To protect themselves against the patent avalanche, large companies seem to be filing for patents on everything imaginable. The strategy is to use patents as legal weapons against the dubious patents of others, but this practice is only serving to make the problem worse. Patent portfolios are being created mainly as a means of defense, but some developers have begun to worry about what could happen to the open source movement if companies decide to try to enforce their patents — which exist for Save As commands, multicolored option lists, and other code elements — against software projects like Linux.
Is that likely? I don’t think so. Some of the companies that hold large patent portfolios (most notably IBM) have already positioned themselves strongly in support of open source software, and they’re likely to defend open-source projects. Because of the open, collaborative nature of open-source efforts and the peer-recognition culture behind them, many open-source projects maintain detailed logs of who did what and when, and where further information about the techniques and algorithms used can be found. Those logs may be some of the best documented proof of previous art that can be used in court to challenge questionable patent claims. Open-source software would not become the target of the patent craze, but a good part of the cure.
Curbing the craze
The windowing technique patented by McDonnell Douglas interprets years expressed in two digits as belonging to century 2000 if the value is less than a specific, context-dependent threshold. For example, “15” is interpreted as “2015” instead of “1915,” while “90” is interpreted as “1990.” Windowing is a popular fix for Y2K problems because it is simple to understand and often easier to implement than other kinds of fixes.
Is the patent on windowing valid? That will be for the courts to decide. The U.S. lacks administrative procedures to challenge a patent after it has been granted, so the issue must be resolved in court.

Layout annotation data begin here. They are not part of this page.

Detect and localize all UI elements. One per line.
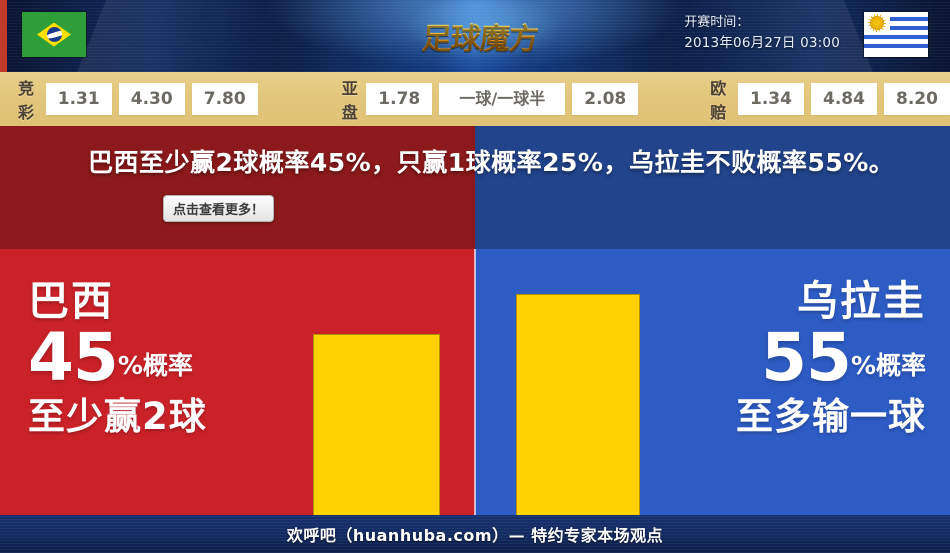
probability-panels: 巴西 45 %概率 至少赢2球 乌拉圭 55 %概率 至多输一球 [0,249,950,515]
odds-cell-oupei-draw[interactable]: 4.84 [811,83,877,115]
brazil-flag-band [46,28,62,41]
kickoff-time: 开赛时间： 2013年06月27日 03:00 [684,13,840,53]
uruguay-team-name: 乌拉圭 [797,277,926,325]
odds-label-oupei: 欧赔 [710,79,728,122]
odds-cell-oupei-away[interactable]: 8.20 [884,83,950,115]
odds-cell-jingcai-away[interactable]: 7.80 [191,83,258,115]
site-logo-text: 足球魔方 [420,14,539,58]
brazil-percent-value: 45 [28,319,119,396]
header-bar: 足球魔方 开赛时间： 2013年06月27日 03:00 [0,0,950,72]
footer-credit: 欢呼吧（huanhuba.com）— 特约专家本场观点 [286,526,664,545]
footer-bar: 欢呼吧（huanhuba.com）— 特约专家本场观点 [0,515,950,553]
odds-cell-oupei-home[interactable]: 1.34 [738,83,804,115]
odds-cell-yapan-home[interactable]: 1.78 [366,83,433,115]
uruguay-stat-block: 乌拉圭 55 %概率 至多输一球 [736,279,926,439]
odds-group-jingcai: 竞彩 1.31 4.30 7.80 [18,75,258,123]
uruguay-flag-stripe [864,43,928,48]
uruguay-flag-stripe [864,25,928,30]
brazil-flag [22,12,86,57]
bar-brazil [313,334,440,515]
left-accent-strip [0,0,7,72]
odds-label-yapan: 亚盘 [341,79,359,122]
kickoff-label: 开赛时间： [684,15,750,30]
odds-cell-yapan-away[interactable]: 2.08 [572,83,639,115]
uruguay-flag-stripe [864,34,928,39]
click-more-tooltip[interactable]: 点击查看更多！ [163,195,275,222]
brazil-percent-row: 45 %概率 [28,319,207,396]
odds-group-yapan: 亚盘 1.78 一球/一球半 2.08 [342,75,639,123]
odds-group-oupei: 欧赔 1.34 4.84 8.20 [710,75,950,123]
brazil-outcome-label: 至少赢2球 [28,395,207,438]
brazil-stat-block: 巴西 45 %概率 至少赢2球 [28,279,207,439]
brazil-team-name: 巴西 [28,277,114,325]
brazil-percent-unit: %概率 [117,351,193,380]
panel-brazil: 巴西 45 %概率 至少赢2球 [0,249,475,515]
uruguay-flag [864,12,928,57]
uruguay-percent-unit: %概率 [850,351,926,380]
brazil-flag-globe [46,27,62,42]
odds-cell-jingcai-draw[interactable]: 4.30 [118,83,185,115]
odds-cell-yapan-handicap[interactable]: 一球/一球半 [439,83,566,115]
uruguay-outcome-label: 至多输一球 [736,395,926,438]
odds-bar: 竞彩 1.31 4.30 7.80 亚盘 1.78 一球/一球半 2.08 欧赔… [0,72,950,126]
odds-cell-jingcai-home[interactable]: 1.31 [45,83,112,115]
kickoff-value: 2013年06月27日 03:00 [684,35,840,51]
bar-uruguay [516,294,640,515]
uruguay-percent-value: 55 [761,319,852,396]
header-light-streak-left [65,0,275,72]
headline-text: 巴西至少赢2球概率45%，只赢1球概率25%，乌拉圭不败概率55%。 [88,148,895,177]
uruguay-percent-row: 55 %概率 [736,319,926,396]
headline-band: 巴西至少赢2球概率45%，只赢1球概率25%，乌拉圭不败概率55%。 [0,126,950,249]
uruguay-flag-stripe [864,16,928,21]
sun-of-may-icon [868,14,886,32]
odds-label-jingcai: 竞彩 [18,79,36,122]
panel-divider [474,249,476,515]
site-logo[interactable]: 足球魔方 [400,0,560,72]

Meanwhile, companies that have used the windowing technique are legally bound to comply with the conditions set forth by the patent holder. Abandoning the software or implementing a different fix so close to the dreaded Y2K date is out of the question. Neither the lack of knowledge about a filed patent nor the intention to challenge it is a legal basis for infringement. Analysts contacted by CNET predict that larger companies will just pay the fees and write them off as part of their Y2K compliance expenses, but smaller companies may want to fight the patent in court.
Even if the patent on windowing is valid, pursuing its enforcement so close to a global death-march deadline seems like placing the sword at the throat of someone who’s already against the wall. It has the sour taste of extortion about it. It’s far from clear if and how society can benefit from patents like this.
There’s a chance that the Fortune 500 giants will join with the smaller companies to try to set legal precedent against dubious patents. Maybe Y2K will mark in more than one way the beginning of the end of the patent craze.